Когда же это было — в 1933 или весной 1934? Жан купил подержанную машину, свою первую машину. Ему перевалило за тридцать, но он только что научился водить. Усадив дочь на песочные шерстяные подушки заднего сиденья, он попытался стронуться с места. Машина не двигалась, — очевидно, он забыл что-то важное из действий, которые ему следовало осуществить. Девочка ждала, очень довольная.
И тут произошло событие, о котором, возможно, нельзя рассказать словами (хотя в тот вечер девочка впервые попыталась себе это объяснить) и которому предстояло изменить всю ее жизнь.
Обнаженная рука девочки лежала на песочной шерстяной ткани — новой территории, во владение которой она радостно вступала, как это делают собаки и кошки.
Пока Жан выпутывался, сражаясь с таинственным мотором, ключом, кнопками, сложной, но блестящей панелью управления, она разглядывала свою собственную руку на нейтральном фоне подушек заднего сиденья, набитых, как было принято в те давние времена, волосом.
Ей пришло в голову, что эту руку — телесного цвета на чуть более густом фоне — невозможно нарисовать, не прибегнув к какой-то уловке. Обвести черным, затемнить контур этой обнаженной руки значило в некотором роде — солгать.

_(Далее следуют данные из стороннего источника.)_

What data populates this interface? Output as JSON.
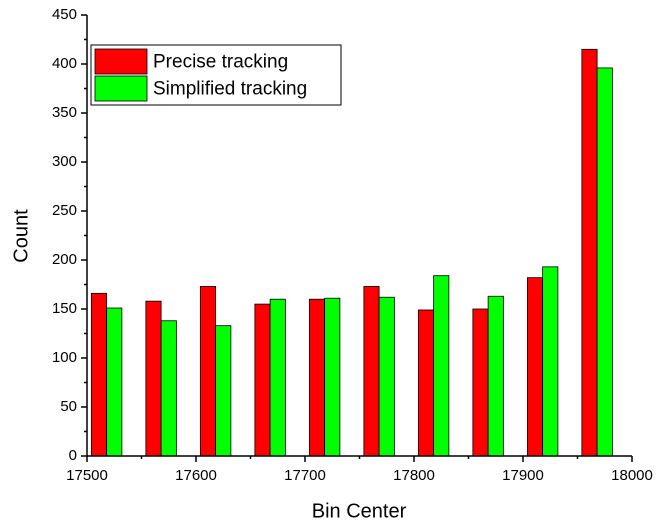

В сущности, пока она остается вот так неподвижной, ее кисть, ее рука всего лишь более светлые пятна на цветном фоне, на фоне мира, которому полностью принадлежат и ее кисть, и ее рука.
Давно уже привыкнув к этому тайному внутреннему монологу, обращавшему все, что привлекало к себе ее активное внимание; в чудесное зрелище, она осознала в какое-то головокружительное мгновение, что растворена в этой красочной совокупности, где само ее присутствие было мгновением. Только и всего.
Девочка поняла, что вся, с головы до ног, — часть этого зрелища. Для прохожего, идущего мимо и бросающего взгляд на неподвижную машину, она сама — не более чем светлое пятно, разумеется, своеобразное, но слитое с бесконечным и многокрасочным миром, в который вписано ее существование.
Ей захотелось куда-то отступить, спрятаться. Быть далеко, не здесь. Подняться, например, выше этажом, как подымаются в лифте универсального магазина. Ощутить эту мгновенную дурноту.
Но нет. Мир был замкнут. Не было никакого выхода — она могла находиться только здесь. Хочешь не хочешь, оставаться частью этой замкнутой совокупности, которую не разомкнешь, из которой не выйдешь, не убежишь.
Жить — здесь и в далеком, возможно, будущем, — здесь умереть. В замкнутом круге.
И быть здесь видимой и невидимой одновременно.
Ибо не в ее власти ускользнуть от взглядов: девочка обнаружила, что помимо своей воли открыта им — познаваема. Узнаваема по признакам, которые ее обозначают и в то же время от нее ускользают: они ее обозначали, обозначая ее определенным именем; они были ей не подвластны, потому что были не ею выбраны.
Невидима: потому что, хотя этот уже очень старый взгляд внешнего мира и мог объять все, что обозримо, никто, кроме нее самой, ничего в ней не постигал.
За несколько минут, а то и за несколько секунд, ребенок вдруг ощутил, что сильно постарел (или повзрослел?).
Наивность была утеряна.
Жан вспомнил, что именно должен он сделать. Машина стронулась.
Но в ней была уже не та пассажирка, которая села в машину. Возможно, окончилось детство.
Отныне дочь Жана знала, что одновременно и противоречиво принадлежит двум мирам, что тут уж ничего не поделаешь и что вдобавок любит она и тот и другой.
Боль от этой мысли пронзила ее мгновенно и долго не уходила, девочка переносила ее, как переносят дети, — молча.